A Palavra de Deus do XXX Domingo do Tempo Comum assegura-nos que Deus não se esquece do seu Povo, não o abandona e, mesmo nos momentos mais difíceis, Ele está presente oferecendo sempre os caminhos de libertação e salvação.

I LEITURA (Jer 31,7-9)

Na primeira Leitura, o profeta Jeremias dirige-se os exilados na Babilónia, que vivem desanimados e sem esperança, e anuncia que Deus tudo fará para que o seu povo regresse à sua terra.
O profeta transmite que não devem perder a confiança e a esperança em Deus, porque o Senhor, que se apresenta como Pai -«Eu sou um Pai para Israel…»-, irá reunir num só povo todos os homens dispersos e incapazes de sair da situação em que se encontram e oferecer-lhes a libertação e a salvação.
Este trecho mostra claramente a preocupação de Deus com o seu povo, particularmente, nos momentos em que este precisa da sua ajuda.
Num tempo em que os acontecimentos levam a que muitos considerem que Deus nos abandonou, os cristãos não devem perder a confiança e esperança em Deus, porque Ele, que é o nosso Pai, nunca abandonará os seus filhos, caminhará sempre com eles e levá-los-á pelos caminhos que conduzirão à salvação.

II LEITURA (Heb 5,1-6)

A segunda Leitura retoma o tema da passada semana: Jesus Cristo, Filho de Deus e sacerdote do Pai.
Hoje, o texto da Carta aos Hebreus apresenta-nos Jesus Cristo como o sumo-sacerdote eterno e por excelência.
No Antigo Testamento, a figura do sumo-sacerdote era importante, pelo facto de ser considerado o mediador principal entre Deus e os homens. Ele oferecia sacrifícios em expiação dos seus próprios pecados e pelos do seu povo, apresentando a Deus o arrependimento dos homens e trazendo de Deus até aos homens o seu perdão.
Jesus Cristo, que é verdadeiro Deus e verdadeiro homem, é o sumo-sacerdote por excelência.
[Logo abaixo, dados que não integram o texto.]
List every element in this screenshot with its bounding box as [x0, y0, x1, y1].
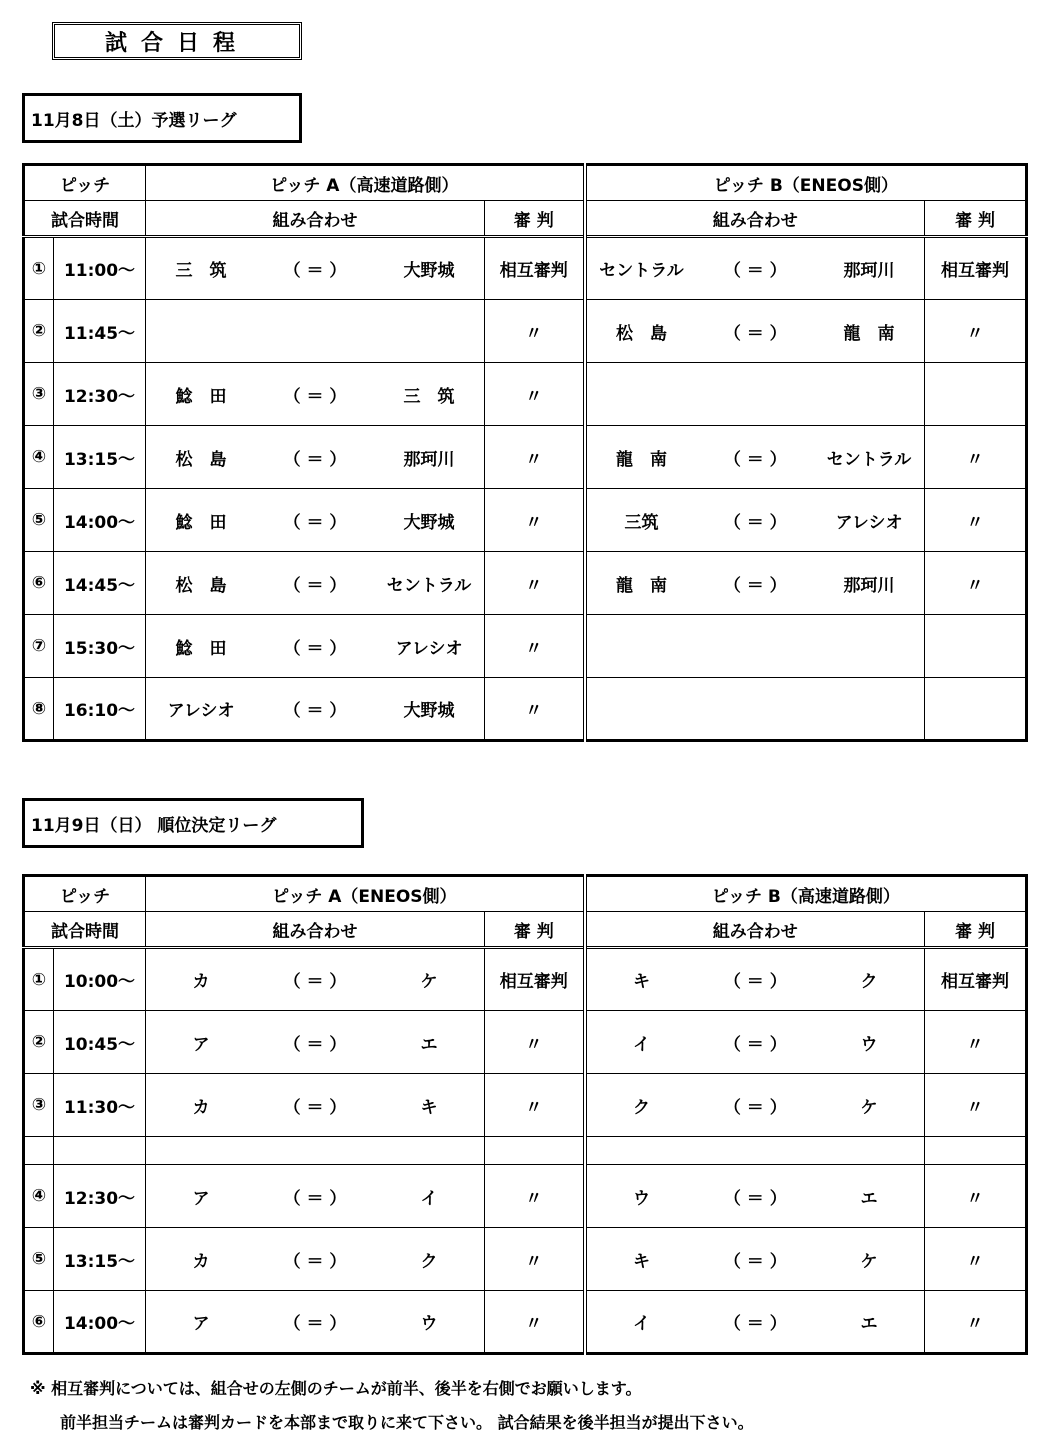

A sua divindade permite que Ele esteja sempre em comunhão com Deus e a sua humanidade permite que Ele seja mais compreensivo com os homens, pois conhece muito bem as suas fraquezas e debilidades.
Que a reflexão sobre o que nos diz o autor desta carta nos faça aumentar a nossa fé em Jesus Cristo, o sumo-sacerdote capaz de nos conduzir pelos caminhos que nos levam ao Pai. Como Jesus disse, “Eu sou o Caminho, a Verdade e a Vida. Ninguém pode ir até ao Pai senão por mim”.(Jo 14, 6)

EVANGELHO ((Mc 10,46-52)

O Evangelho deste domingo relata-nos que um cego, chamado Bartimeu, foi curado por Jesus Cristo.
Este episódio, que descreve mais um dos milagres de Jesus, contém um conjunto de acontecimentos que constituem uma verdadeira catequese.
Bartimeu possuía uma deficiência física, a qual, de acordo com o pensamento de então, era considerada uma consequência de um pecado grave. Devido a este preconceito, as pessoas portadoras de uma deficiência eram vítimas de exclusão social e religiosa.  
Quando percebe que estava a passar Jesus de Nazaré, Bartimeu não se acomoda e procura chamar atenção – «Jesus, Filho de David, tem piedade de mim». A sua atitude é reprimida por muitos dos presentes que tentam impedi-lo de chegar a Jesus, porém, ele não se cala e insiste, até que Jesus ouve a sua súplica e manda chamá-lo. Antes de se aproximar de Jesus, Bartimeu despojou-se da sua capa, a qual fazia parte da sua própria identidade e era a sua maior riqueza, revelando com este gesto a sua decisão de querer mudar de vida, deixar tudo e seguir Jesus. Bartimeu acreditou e Jesus iluminou-o, libertou-o da sua cegueira.
Aplicando este texto às nossas vidas, pode dizer-se que também muitos de nós sentimos Jesus a passar, contudo, não tomamos a iniciativa de o chamar, porque a “cegueira” que nos é causada pelo egoísmo, a ambição, os bens materiais, o poder, etc., distrai-nos e desvia-nos do essencial.
Como Bartimeu, também nós precisamos de ser firmes na fé e tomar a iniciativa de pedir a Jesus Cristo que nos cure da “cegueira” que nos impede de O seguir.